An embedded strip acoustic waveguide (1 × 0.4 μm) is simulated to demonstrate evanescent confinement, wave-guiding, radiation tunneling, leaky modes, and PML operation. (a) Schematic depiction of an acoustic waveguide and log-scale, cross-sectional plot of the horizontal displacement of the quasi-Love wave guided mode with linear scale inset. (b) The same waveguide after silica slabs have been added (with a 0.5 μm silicon barrier) with plots of the leaky mode. (c) An extended 1D slice of the leaky acoustic mode in (b) showing the displacement amplitude. (d) Propagation loss comparison between the 3D solver and the mode solver. (e) Fourier transform of displacement amplitudes in the leaky section of the 1D slice from (c), demonstrating coupling into two radiation modes. (f) Mode propagation and radiated wavefronts (shown schematically) for both horizontal and vertical displacement components.

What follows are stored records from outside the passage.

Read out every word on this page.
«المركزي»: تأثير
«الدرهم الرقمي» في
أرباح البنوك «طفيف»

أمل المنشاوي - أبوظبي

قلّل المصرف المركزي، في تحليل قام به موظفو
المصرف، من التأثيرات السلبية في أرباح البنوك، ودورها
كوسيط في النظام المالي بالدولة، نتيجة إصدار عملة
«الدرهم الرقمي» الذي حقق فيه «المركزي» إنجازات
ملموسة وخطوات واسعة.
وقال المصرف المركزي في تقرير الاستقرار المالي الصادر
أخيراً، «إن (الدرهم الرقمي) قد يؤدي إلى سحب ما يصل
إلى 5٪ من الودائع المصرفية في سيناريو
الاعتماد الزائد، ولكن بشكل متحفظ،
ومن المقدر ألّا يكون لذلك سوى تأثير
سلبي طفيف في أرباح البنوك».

An extended simulation domain with a longer silica layer further demonstrates the presence of this mode leakage in Fig. 6(c) where a cross-sectional slice plots both horizontal and vertical displacement amplitudes within the different regions. The mode displacement is predominantly confined in the waveguide with an evanescent tail in the silicon barrier. Some of the acoustic energy tunnels across the barrier into the silica slab, where it becomes oscillatory, and then enters the PML and is attenuated as expected. A comparative plot of this propagation loss, as a function of silicon barrier width, is shown in Fig. 6(d) as numerical validation of the PML accuracy. By taking a Fourier transform of the mode leakage section we show that two primary radiation field components are excited in the leaky wave [Fig. 6(e)], corresponding to quasi-Love (u x ) and quasi-Rayleigh (u y ) waves in the silica slab. Figure 6(f) shows a cross-section in the x − z plane depicting the u x (left) and u y (right) displacement amplitudes, where the wavefronts have been outlined for both polarizations and overlaid on both plots (gray for horizontal displacement, black for vertical). The figure shows a waveguide mode that has two leakage channels – quasi-Love and quasi-Rayleigh – with different radiation angles. Multiple discrete radiative channels are not present in electromagnetic leaky modes. We suggest naming this type of mode ‘bi-leaky’. It may find utility in design of phononic circuits (e.g. filters55).

Conclusion

We have developed an eigenmode solver based on a finite-difference scheme on a staggered-grid for the linear, isotropic elastic wave equation. We have verified the accuracy of the solver by comparison with both theory and a 3D numerical solver (COMSOL). We have also used these comparisons to demonstrate correct implementation of fixed and free boundary conditions. We then used a leaky acoustic waveguide to demonstrate the solver’s ability to simulate evanescent guiding, leaky modes, and numerically accurate PMLs. We expect that the mode solver will be of utility in the design of on-chip acoustic wave devices. It is particularly suited to interfacing with electromagnetic solvers on the Yee grid for applications based on acousto-optics and optomechanics. Potential future extensions to this solver include support for material anisotropy, a cylindrical coordinate system formulation for simulating ring and disk resonators, co-integration with an optical mode solver for optomechanics applications, and reformulation of the eigenvalue problem to solve for β as the eigenvalue with ω provided, similar to electromagnetic mode solvers for waveguides.

Data Availability

The datasets generated and analyzed during the current study are available from the corresponding author on reasonable request.